Castellani: It has been active on a number of fronts. It commented on several SEC rule proposals addressing the proxy process as it relates to the nomination and election of directors. It supported new SEC rules that expand the proxy disclosures companies must make about their director nominations processes and the procedures they have in place for shareholders to communicate with the board of directors. In contrast it opposed the SEC’s proposed director election rules, believing they would result in sweeping, harmful changes in corporate governance practices while failing to achieve the SEC’s objective of improving the proxy process at unresponsive companies.

In addition Business Roundtable believes increased shareholder activism has heightened the need for companies to communicate effectively with shareholders. Accordingly, in April the association submitted a rule-making petition to the SEC asking it to conduct a thorough review of the current system used to communicate with shareholders, which provides companies with only a limited ability to communicate directly with stockholders whose shares are held through brokers and banks.

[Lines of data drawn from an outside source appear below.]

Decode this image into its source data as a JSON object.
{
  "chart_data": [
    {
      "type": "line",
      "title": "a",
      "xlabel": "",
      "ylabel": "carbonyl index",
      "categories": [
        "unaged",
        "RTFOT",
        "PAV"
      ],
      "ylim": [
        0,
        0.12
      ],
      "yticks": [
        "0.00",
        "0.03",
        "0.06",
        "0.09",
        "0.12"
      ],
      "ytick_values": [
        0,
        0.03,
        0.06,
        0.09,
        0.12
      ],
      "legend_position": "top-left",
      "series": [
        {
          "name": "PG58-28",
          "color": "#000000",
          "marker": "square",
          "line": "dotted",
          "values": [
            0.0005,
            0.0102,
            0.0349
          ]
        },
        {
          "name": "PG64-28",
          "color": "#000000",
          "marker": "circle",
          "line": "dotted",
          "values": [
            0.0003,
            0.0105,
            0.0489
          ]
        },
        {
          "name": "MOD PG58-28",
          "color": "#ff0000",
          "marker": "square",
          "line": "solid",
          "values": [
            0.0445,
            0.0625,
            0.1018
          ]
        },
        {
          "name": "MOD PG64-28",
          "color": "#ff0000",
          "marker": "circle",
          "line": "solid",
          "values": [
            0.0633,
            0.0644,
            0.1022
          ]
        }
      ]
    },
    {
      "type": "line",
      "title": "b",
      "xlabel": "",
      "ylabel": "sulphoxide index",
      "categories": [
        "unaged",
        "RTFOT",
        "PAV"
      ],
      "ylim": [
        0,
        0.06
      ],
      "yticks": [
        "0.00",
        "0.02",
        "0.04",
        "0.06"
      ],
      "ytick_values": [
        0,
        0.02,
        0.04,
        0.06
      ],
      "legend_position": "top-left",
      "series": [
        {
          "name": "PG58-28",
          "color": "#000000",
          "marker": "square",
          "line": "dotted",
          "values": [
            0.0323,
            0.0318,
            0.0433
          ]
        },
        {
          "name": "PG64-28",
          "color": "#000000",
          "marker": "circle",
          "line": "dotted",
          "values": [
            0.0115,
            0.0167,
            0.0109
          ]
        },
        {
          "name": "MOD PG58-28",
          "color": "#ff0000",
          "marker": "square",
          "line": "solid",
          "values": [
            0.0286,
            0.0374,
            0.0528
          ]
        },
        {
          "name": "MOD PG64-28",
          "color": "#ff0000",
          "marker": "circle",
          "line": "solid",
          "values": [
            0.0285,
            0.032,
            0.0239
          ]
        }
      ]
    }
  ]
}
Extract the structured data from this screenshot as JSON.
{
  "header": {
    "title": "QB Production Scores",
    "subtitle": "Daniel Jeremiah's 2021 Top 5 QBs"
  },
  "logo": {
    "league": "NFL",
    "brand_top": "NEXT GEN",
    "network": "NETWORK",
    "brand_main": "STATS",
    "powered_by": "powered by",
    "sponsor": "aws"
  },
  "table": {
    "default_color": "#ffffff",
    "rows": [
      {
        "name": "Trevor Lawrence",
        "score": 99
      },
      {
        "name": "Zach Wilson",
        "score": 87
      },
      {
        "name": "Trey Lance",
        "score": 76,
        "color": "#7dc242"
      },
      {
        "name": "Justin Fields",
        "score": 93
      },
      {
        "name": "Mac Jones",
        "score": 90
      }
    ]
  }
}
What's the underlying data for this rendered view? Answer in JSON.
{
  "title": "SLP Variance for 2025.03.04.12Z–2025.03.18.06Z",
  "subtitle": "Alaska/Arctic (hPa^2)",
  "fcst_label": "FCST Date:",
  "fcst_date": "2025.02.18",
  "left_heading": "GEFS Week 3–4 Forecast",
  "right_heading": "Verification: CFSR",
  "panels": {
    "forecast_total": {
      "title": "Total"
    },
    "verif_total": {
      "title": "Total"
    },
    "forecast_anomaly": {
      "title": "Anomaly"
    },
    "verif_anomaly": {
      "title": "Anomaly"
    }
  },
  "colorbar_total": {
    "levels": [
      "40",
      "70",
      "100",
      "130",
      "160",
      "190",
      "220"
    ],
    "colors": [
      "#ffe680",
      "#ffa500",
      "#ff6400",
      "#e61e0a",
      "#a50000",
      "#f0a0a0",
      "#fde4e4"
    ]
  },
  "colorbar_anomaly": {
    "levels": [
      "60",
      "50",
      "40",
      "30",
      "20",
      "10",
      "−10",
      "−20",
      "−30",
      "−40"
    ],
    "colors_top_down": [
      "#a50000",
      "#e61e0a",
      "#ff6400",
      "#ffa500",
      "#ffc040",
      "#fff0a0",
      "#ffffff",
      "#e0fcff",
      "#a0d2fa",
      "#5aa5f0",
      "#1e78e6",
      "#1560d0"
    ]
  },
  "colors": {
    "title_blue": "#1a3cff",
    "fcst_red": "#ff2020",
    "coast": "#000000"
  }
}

At the same time we have concerns that some of the actions that have been labeled “shareholder activism” really are instances of special interest groups pushing political agendas for purposes that are not for the benefit of the broad base of shareholders and that are not related to improving corporate governance.

JofA: We see many common interests between the accounting profession and Business Roundtable, particularly with respect to issues it’s managing on behalf of its members. Are there any other critical issues AICPA members should be aware of?

Castellani: Consolidation of the accounting profession is an issue both companies and auditors need to be concerned about. The ability of CPA firms to continue to provide nonaudit services also is an area of concern, in part due to consolidation of the profession, but also because Sarbanes-Oxley gives the PCAOB the authority to prohibit auditors from providing nonaudit services to public companies other than those listed in the statute to their audit clients. In addition the requirement to rotate lead and concurring audit partners is likely to pose challenges for companies and auditors alike as they work to provide for the transfer of institutional knowledge about audit clients and an orderly transition to new engagement leadership.

While Business Roundtable CEOs believe there has been a tremendous sea change in our system of corporate governance over the past two years, we recognize that we must continue to work to restore and maintain public confidence in our marketplace. We look forward to working with the AICPA toward that end.